Gurobi Optimization experienced a minor incident on March 9, 2021 affecting Gurobi Website, lasting 2d. The incident has been resolved; the full update timeline is below.
Affected components
Update timeline
- identified Mar 09, 2021, 01:07 AM UTC
Currently, Gurobi registrations for new website accounts are severely delayed. This was caused by a server upgrade, which broke synchronization between the registration system and the website accounts. A complete resync is underway, which will take several hours to complete. If you need urgent assistance, please send email to [email protected] and we will try to help. Existing website accounts are not affected.
- identified Mar 09, 2021, 01:07 AM UTC
We are continuing to work on a fix for this issue.
- identified Mar 09, 2021, 06:37 AM UTC
We are continuing to work on a fix for this issue.

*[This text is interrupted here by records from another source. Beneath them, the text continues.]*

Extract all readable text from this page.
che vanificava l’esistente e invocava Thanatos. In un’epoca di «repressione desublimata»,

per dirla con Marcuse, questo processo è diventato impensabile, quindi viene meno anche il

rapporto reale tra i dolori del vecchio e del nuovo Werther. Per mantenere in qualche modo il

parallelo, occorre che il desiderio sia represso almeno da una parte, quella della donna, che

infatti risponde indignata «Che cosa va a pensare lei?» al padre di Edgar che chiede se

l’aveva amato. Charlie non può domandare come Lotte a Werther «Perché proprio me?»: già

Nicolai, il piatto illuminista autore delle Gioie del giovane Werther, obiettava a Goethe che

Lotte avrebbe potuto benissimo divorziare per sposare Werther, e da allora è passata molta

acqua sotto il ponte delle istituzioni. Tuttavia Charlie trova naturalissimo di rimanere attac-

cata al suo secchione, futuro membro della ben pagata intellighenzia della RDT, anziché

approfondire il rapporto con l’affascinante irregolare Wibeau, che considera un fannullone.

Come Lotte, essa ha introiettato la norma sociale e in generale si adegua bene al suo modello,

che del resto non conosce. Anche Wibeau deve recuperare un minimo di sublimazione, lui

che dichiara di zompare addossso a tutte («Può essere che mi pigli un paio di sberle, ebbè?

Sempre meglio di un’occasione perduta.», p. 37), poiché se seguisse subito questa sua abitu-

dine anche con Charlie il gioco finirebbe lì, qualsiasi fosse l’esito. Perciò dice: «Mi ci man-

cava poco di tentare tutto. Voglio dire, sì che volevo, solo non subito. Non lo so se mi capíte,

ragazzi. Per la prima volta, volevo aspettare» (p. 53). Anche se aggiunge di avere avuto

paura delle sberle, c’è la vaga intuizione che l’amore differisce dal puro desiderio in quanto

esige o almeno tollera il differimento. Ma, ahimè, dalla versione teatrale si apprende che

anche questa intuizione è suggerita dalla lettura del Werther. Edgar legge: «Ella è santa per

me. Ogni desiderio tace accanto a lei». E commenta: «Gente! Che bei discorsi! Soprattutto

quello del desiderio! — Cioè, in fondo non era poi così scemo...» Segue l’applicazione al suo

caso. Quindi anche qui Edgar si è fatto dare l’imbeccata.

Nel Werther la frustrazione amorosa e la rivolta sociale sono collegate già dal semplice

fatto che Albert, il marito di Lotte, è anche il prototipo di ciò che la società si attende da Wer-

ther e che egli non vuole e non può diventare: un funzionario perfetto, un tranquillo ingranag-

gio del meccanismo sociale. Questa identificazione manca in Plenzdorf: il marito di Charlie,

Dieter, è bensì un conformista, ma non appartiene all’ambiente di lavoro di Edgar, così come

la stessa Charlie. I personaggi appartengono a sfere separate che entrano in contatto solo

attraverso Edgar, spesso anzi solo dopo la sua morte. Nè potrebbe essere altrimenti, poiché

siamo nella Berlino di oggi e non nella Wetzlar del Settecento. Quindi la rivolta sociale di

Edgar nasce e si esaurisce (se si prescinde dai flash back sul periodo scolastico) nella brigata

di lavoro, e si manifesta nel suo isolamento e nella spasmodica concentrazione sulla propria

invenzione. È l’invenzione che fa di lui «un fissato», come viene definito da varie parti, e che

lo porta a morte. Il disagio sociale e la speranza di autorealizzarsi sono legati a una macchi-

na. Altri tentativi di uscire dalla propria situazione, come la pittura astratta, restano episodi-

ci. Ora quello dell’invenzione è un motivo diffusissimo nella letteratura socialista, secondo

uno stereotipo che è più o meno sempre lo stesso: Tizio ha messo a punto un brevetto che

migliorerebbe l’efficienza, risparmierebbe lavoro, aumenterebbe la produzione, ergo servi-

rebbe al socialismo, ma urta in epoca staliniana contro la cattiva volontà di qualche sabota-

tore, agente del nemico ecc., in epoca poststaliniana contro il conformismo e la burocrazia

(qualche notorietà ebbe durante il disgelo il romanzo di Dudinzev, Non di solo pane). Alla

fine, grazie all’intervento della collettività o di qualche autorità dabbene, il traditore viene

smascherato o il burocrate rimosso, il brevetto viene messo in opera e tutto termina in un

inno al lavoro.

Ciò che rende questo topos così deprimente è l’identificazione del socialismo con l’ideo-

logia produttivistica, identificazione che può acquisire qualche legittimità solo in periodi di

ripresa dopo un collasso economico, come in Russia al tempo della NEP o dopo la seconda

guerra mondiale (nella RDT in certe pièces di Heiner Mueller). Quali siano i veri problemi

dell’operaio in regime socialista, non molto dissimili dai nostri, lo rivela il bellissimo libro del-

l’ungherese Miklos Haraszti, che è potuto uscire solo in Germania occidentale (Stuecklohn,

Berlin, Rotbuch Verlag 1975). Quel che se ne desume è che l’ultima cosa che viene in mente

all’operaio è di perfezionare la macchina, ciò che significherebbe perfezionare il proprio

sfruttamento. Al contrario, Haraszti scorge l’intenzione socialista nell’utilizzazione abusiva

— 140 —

- identified Mar 09, 2021, 09:36 AM UTC
The repair is underway and should be resolved in approximately 21 hours. Also, some customers are receiving emails with a link to reset your website password. This is related to the issue; you can ignore these messages.
- identified Mar 09, 2021, 05:49 PM UTC
The sync repair is still underway; current ETA is 12:00 am PT / 3:00 am ET / 08:00 GMT / 09:00 CET.
- identified Mar 10, 2021, 08:00 PM UTC
1 of 2 synchronizations completed about 12 hours ago; the second is underway and should be complete within 20 hours; we're investigating various methods to speed this up.
- identified Mar 11, 2021, 01:52 AM UTC
Data synchronization is complete and all systems are back to normal. We hope to write a post-mortem later this week.
- resolved Mar 11, 2021, 01:53 AM UTC
This incident has been resolved.
- postmortem Mar 11, 2021, 08:01 PM UTC
On Monday, we started a cluster of new CRM servers to handle growing business. However, the new servers created a race condition that corrupted data when multiple servers simultaneously tried to synchronize updates with our marketing automation system. This prevented new users from accessing the Gurobi website. We shut down the new CRM servers and started a full sync to repair the link with the marketing automation system. The sync logs identified the corrupted records; once we repaired those records, the sync completed and all systems were restored. We updated the procedure to start the new CRM servers to avoid this race condition, and we documented the process to repair sync should it get corrupted again. Furthermore, we will reschedule the CRM server upgrade for off-peak hours. We appreciate your patience during this incident.